Quindi scoliamoli e tamponiamoli leggermente; a questo punto infiliamo i semi nel terreno, facendoli affondare per circa la metà della loro lunghezza, vaporizziamo il substrato e teniamo il vaso in un luogo tiepido e umido, fino a che i semi non siano germogliati.
Quando le piante cominciano a produrre alcune foglie vere potremo spostarle in vasetti singoli, sempre con un terriccio fertile e leggero.
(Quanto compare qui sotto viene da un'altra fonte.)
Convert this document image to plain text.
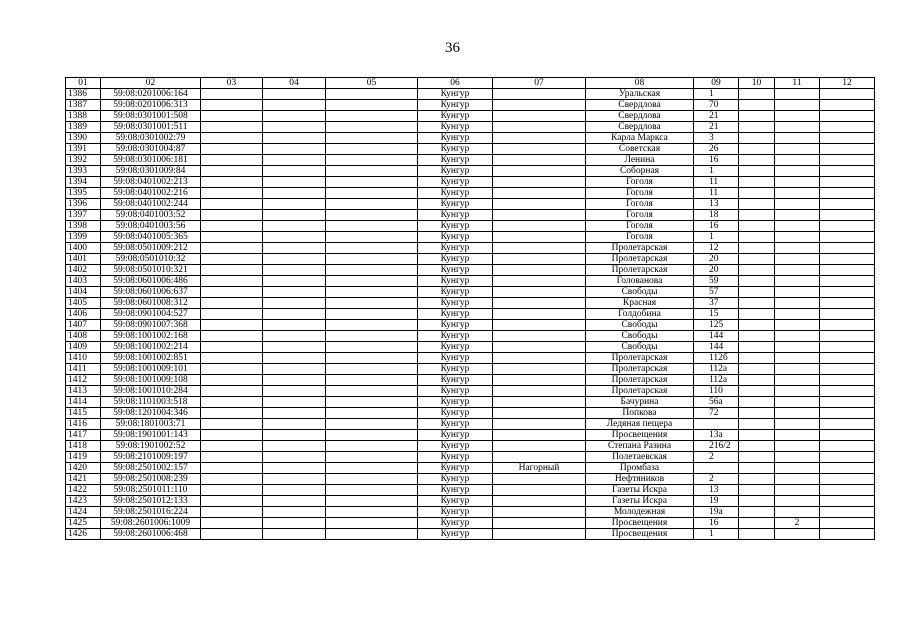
36
01	02	03	04	05	06	07	08	09	10	11	12
1386	59:08:0201006:164				Кунгур		Уральская	1			
1387	59:08:0201006:313				Кунгур		Свердлова	70			
1388	59:08:0301001:508				Кунгур		Свердлова	21			
1389	59:08:0301001:511				Кунгур		Свердлова	21			
1390	59:08:0301002:79				Кунгур		Карла Маркса	3			
1391	59:08:0301004:87				Кунгур		Советская	26			
1392	59:08:0301006:181				Кунгур		Ленина	16			
1393	59:08:0301009:84				Кунгур		Соборная	1			
1394	59:08:0401002:213				Кунгур		Гоголя	11			
1395	59:08:0401002:216				Кунгур		Гоголя	11			
1396	59:08:0401002:244				Кунгур		Гоголя	13			
1397	59:08:0401003:52				Кунгур		Гоголя	18			
1398	59:08:0401003:56				Кунгур		Гоголя	16			
1399	59:08:0401005:365				Кунгур		Гоголя	1			
1400	59:08:0501009:212				Кунгур		Пролетарская	12			
1401	59:08:0501010:32				Кунгур		Пролетарская	20			
1402	59:08:0501010:321				Кунгур		Пролетарская	20			
1403	59:08:0601006:486				Кунгур		Голованова	59			
1404	59:08:0601006:637				Кунгур		Свободы	57			
1405	59:08:0601008:312				Кунгур		Красная	37			
1406	59:08:0901004:527				Кунгур		Голдобина	15			
1407	59:08:0901007:368				Кунгур		Свободы	125			
1408	59:08:1001002:168				Кунгур		Свободы	144			
1409	59:08:1001002:214				Кунгур		Свободы	144			
1410	59:08:1001002:851				Кунгур		Пролетарская	112б			
1411	59:08:1001009:101				Кунгур		Пролетарская	112а			
1412	59:08:1001009:108				Кунгур		Пролетарская	112а			
1413	59:08:1001010:284				Кунгур		Пролетарская	110			
1414	59:08:1101003:518				Кунгур		Бачурина	56а			
1415	59:08:1201004:346				Кунгур		Попкова	72			
1416	59:08:1801003:71				Кунгур		Ледяная пещера				
1417	59:08:1901001:143				Кунгур		Просвещения	13а			
1418	59:08:1901002:52				Кунгур		Степана Разина	216/2			
1419	59:08:2101009:197				Кунгур		Полетаевская	2			
1420	59:08:2501002:157				Кунгур	Нагорный	Промбаза				
1421	59:08:2501008:239				Кунгур		Нефтяников	2			
1422	59:08:2501011:110				Кунгур		Газеты Искра	13			
1423	59:08:2501012:133				Кунгур		Газеты Искра	19			
1424	59:08:2501016:224				Кунгур		Молодежная	19а			
1425	59:08:2601006:1009				Кунгур		Просвещения	16		2	
1426	59:08:2601006:468				Кунгур		Просвещения	1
Da questo punto in poi sarà bene tenere le giovani piante in luogo ben aerato, non eccessivamente soleggiato, e periodicamente annaffieremo, ma solo quando il terriccio risulta asciutto.
Le future piante si svilupperanno di alcuni centimetri al mese, quindi nell'arco di 3-4 anni otterremo degli alberelli, che cominceranno a fiorire.
Purtroppo solo a questo punto potremo conoscere dimensioni e colore dei fiori, visto che le plumerie presenti in Italia sono tutte ibride, e quindi è improbabile riuscire a conoscere la pianta che avrà origine dai semi.
Se intendiamo riprodurre una pianta identica a quella che abbiamo, dovremo prelevare delle talee semilegnose, asportandole dalle ramificazioni che non hanno fiorito, in estate.
Generalmente le talee di plumeria hanno una buona percentuale di successo, non è quindi necessario cercare di far radicare un numero eccessivo di talee, saranno sufficienti 4-5 esemplari.